Adaot modules might  be used to:

• personalize the learning experience -- Most xMOOCs and many f2f course seem to be based on the 'one size fits all' belief that one is really delivering the same learning experience to all participants and when that isn't the case (i.e. some don't do very well) that was because of some shortcoming or refusal to conform on the part of the learner. Personalization starts from the assumption that, though we want to ensure some common takeaways, each learner's overall course experience will be different. How then can we in a MOOC enhance individuals' personal connections to the content and also ensure that all leave with strong fundamentals which are used correctly in combination with other information in synthesis, application, extension, creative activities?

• improve our own instructional design skills by getting away from the 'more is more' syndrome and exercising selectivity -- Perhaps the Adapt modules would be best used to chunk the MOOC content and to use feedback and branching features in order to differentiate and either accelerate  or scaffold learning. I think one reason many MOOC participants don't complete could be cognitive overload (actual or perceived). Adapt modules could be used to move people more expeditiously through basic content and concept acquisition so they experience success faster and are motivated to stay in.

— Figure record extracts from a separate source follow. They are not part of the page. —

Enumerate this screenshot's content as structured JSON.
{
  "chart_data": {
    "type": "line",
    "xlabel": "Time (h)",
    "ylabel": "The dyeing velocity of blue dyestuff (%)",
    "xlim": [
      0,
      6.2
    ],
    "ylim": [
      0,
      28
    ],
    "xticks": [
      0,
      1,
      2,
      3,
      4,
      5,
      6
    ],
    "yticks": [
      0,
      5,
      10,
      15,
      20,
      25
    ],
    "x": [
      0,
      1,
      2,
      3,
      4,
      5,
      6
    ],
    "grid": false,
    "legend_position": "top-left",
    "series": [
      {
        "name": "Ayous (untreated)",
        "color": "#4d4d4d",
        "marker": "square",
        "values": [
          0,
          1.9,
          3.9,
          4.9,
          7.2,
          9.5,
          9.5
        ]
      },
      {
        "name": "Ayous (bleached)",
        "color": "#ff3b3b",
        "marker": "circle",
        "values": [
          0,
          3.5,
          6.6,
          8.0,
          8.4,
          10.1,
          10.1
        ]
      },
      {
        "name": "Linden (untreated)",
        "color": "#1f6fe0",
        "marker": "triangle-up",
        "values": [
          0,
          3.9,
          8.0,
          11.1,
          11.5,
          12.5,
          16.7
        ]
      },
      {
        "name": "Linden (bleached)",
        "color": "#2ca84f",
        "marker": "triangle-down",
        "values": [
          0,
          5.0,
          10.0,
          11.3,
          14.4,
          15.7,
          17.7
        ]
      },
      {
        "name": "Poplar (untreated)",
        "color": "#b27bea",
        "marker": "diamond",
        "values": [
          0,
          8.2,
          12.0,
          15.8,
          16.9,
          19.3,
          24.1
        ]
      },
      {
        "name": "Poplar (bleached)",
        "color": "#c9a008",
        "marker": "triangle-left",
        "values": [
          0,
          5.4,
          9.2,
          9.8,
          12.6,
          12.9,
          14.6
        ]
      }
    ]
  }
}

• incorporate more active learning -- Adapt modules can provide greater scope for interaction with the content which is especially important when interaction with course leaders may be minimal.

• provide thematic or problem-solving opportunities to help 'birds of a feather' find each other -- This could facilitate more peer connections and better focussed social learning.

• create, in combination with another tool such as Diigo, an interactive resources library to which participants can add  -- This would draw on and add value to the wisdom and work of the crowd.

• offer a pre-quiz with feedback (see Paul Welch's Guided Revision video) as a sort of MOOC preview that would show participants how their interests/needs could be met and  new skills/knowledge built  -- This could also be a useful source of data about who's in the course.

• develop different templates (reusable block combinations) for different kinds of activities to make navigation mire routine and help learners concentrate on content/concept learning and higher order task demands -- Having one pattern for content presentation & fundamentals mastery, another for problem-solving activities, etc. can give learners confidence in the overall organization of the course and in their ability to finish. Also once they've learned the navigation while doing easier stuff, one can crank up the level of difficulty & thinking required to be successful because learners don't have to devote any cognitive load to figuring out how the modules work.

Please note: this is mostly speculation on my part, but it's tempered with 2 years' experience as an online learner at the Master's level and several years's worth of rethinking my own strengths and weaknesses as an educator after a career if over 30 years. I'm in the process of creating a collection of basic skills apps for adults going back to school and for at-risk high school students. I'm starting with fractions.

The trick I'm trying to learn is how to balance meeting many learners' desire for brevity with what the learning sciences people now know makes for deeper understanding and longer recall: eg. breaking misconceptions fast & irrevocably, incorporating 'desirable difficulties', using the 'testing effect' to advantage, slowing the pace, and more.

How do I set up my apps so learners are both empowered to self-personalize (i.e. do what they want to do and get what they think they need) and are also motivated to go beyond simply meeting immediate needs (i.e. do more of what I want them to do) because I know it will foster more enduring and deeper learning so the skills and concepts can be applied skillfully and insightfully in other contexts and at higher levels?